Ironically enough, both sides appear to have been wrong. The evidence for most of the traditional intermediate groupings of Uralic has either evaporated long since, or has turned out to have been illusory all along; while studies on the dialectification of Indo-European fairly consistently keep suggesting the status of Anatolian and possibly Tocharian as early splits.

Focusing more on the IE side for once: there do not, yet, seem to be general-purpose sources that would examine how many of the numerous typological and allegedly synchronic analyses of Proto-Indo-European would hold even if we restricted our view to just the oldest material. (There are individual papers out there somewhere I’m sure, but admittedly I have not been looking especially heavily for them.) But in order to get some kind of a rough idea, I’ve started a small project: taking Wiktionary’s list of Proto-Indo-European roots as a starting point and indexing them according to their distribution across the better-documented IE languages (i.e. no Phrygians or Messapics). You can check on the work in progress over here. Sure enough, while convenient, this is probably also a fairly unsystematic sample of data. I might want to follow up on this by taking at some point a look at some more comprehensive modern rootlists, such as the LIV.

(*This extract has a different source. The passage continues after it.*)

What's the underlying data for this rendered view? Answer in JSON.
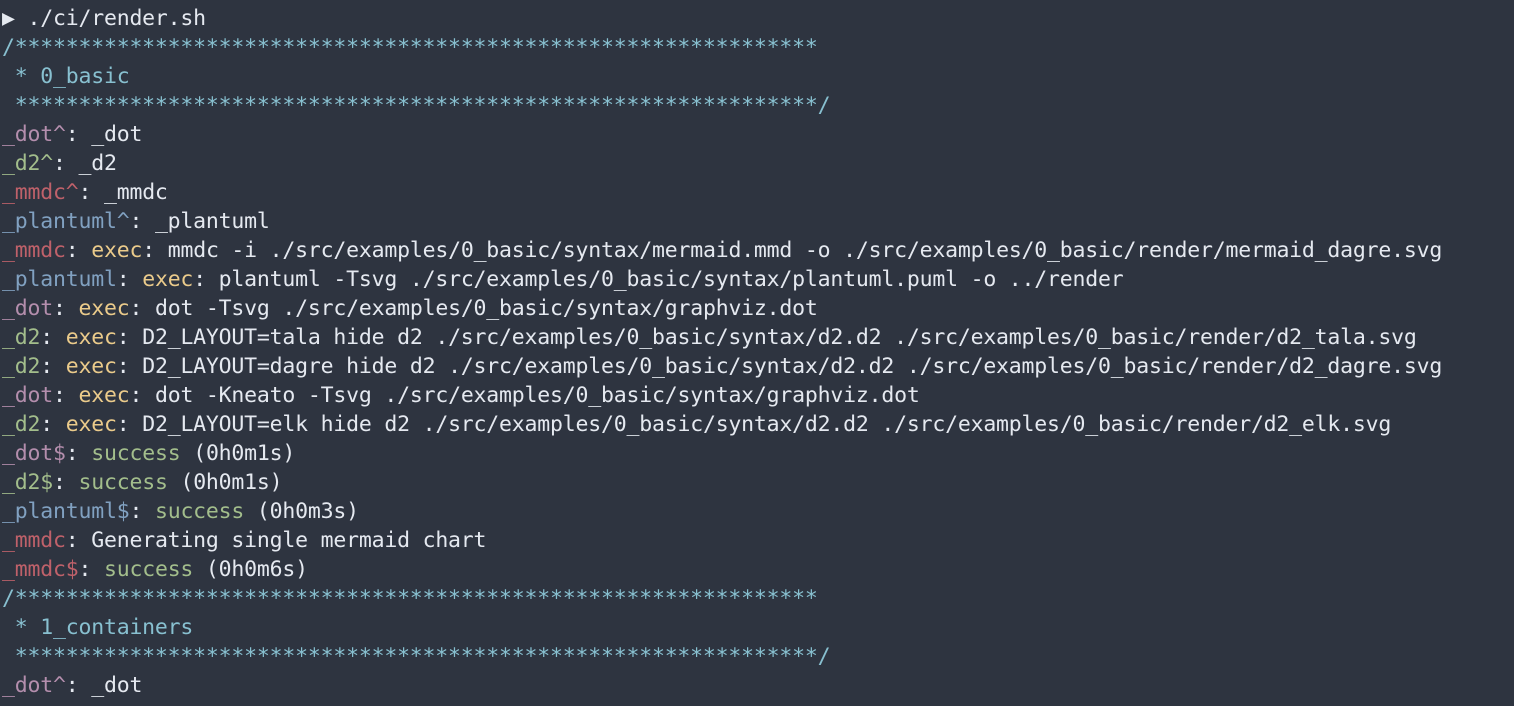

This anyway comes out as a type of dataset I have some practice with by now: a distribution matrix, recording the lack or presence of a root in a subgroup. [1] There are some interesting things you can do with such data, although I think a generally applicable theory remains undeveloped. I already have several similar projects involving Uralic data in preparation — of these, the two in the best shape are a spreadsheet database of the common Samoyedic lexicon (about 780 entries, mostly from Janhunen’s Samojedischer Wortschatz; currently not missing much else than finishing translating the German glosses into English), and another one listing the best-preserved common Uralic lexicon (with reflexes in six or more of the nine main Uralic subgroups, which comes out at about 200 entries; currently not missing much else than finishing adding the intermediate Proto-Samic/Proto-Finnic/Proto-Samoyedic forms). [2]

With PIE and the Indo-Hittite question, one followup could be similar filtering of the evidently abundant “Common IE” lexicon (= everything not attested from Anatolian and Tocharian). It’s after all probable that a lot of vocabulary that once occurred in Anatolian and/or Tocharian remains simply undocumented in the literary records of the languages; and, other things being equal, a word root attested widely across the modern IE languages is more likely to be an archaism (or an erroneous comparison) than one reconstructed on the basis of more fragmented data.


But at this point I run into the question: what kind of a metric should I use for assessing how well has a given proto-root been retained? A flat sum-of-branches function seems to still work decently for Uralic, but for IE, not so much. The fundamentally underdocumented Anatolian and Tocharian are one type of problem, while another are the “family-isolates” Albanian and Armenian, where an order of magnitude less inherited vocabulary is found than in the old major groups like Greek or Indo-Iranian. [3] It seems clear that if a Common IE root is only lost from Alb.+Arm., this is not as big a deal than if it were instead lost from Gr.+II. But how much so exactly? And suppose I were to treat II reflexation worth e.g. one point, but Albanian reflexation worth one half — should I then also treat e.g. Slavic reflexation worth something like 0.8, given that the group is also clearly younger (and has had more opportunities for renewal of vocabulary)?

Initially it may seem that just noting the overall rate of lexical retention should work. Let’s say Albanian has lost 70% of the Common IE lexicon, while Germanic has lost 10%; does this means that loss in Albanian is therefore seven times less valuable as evidence?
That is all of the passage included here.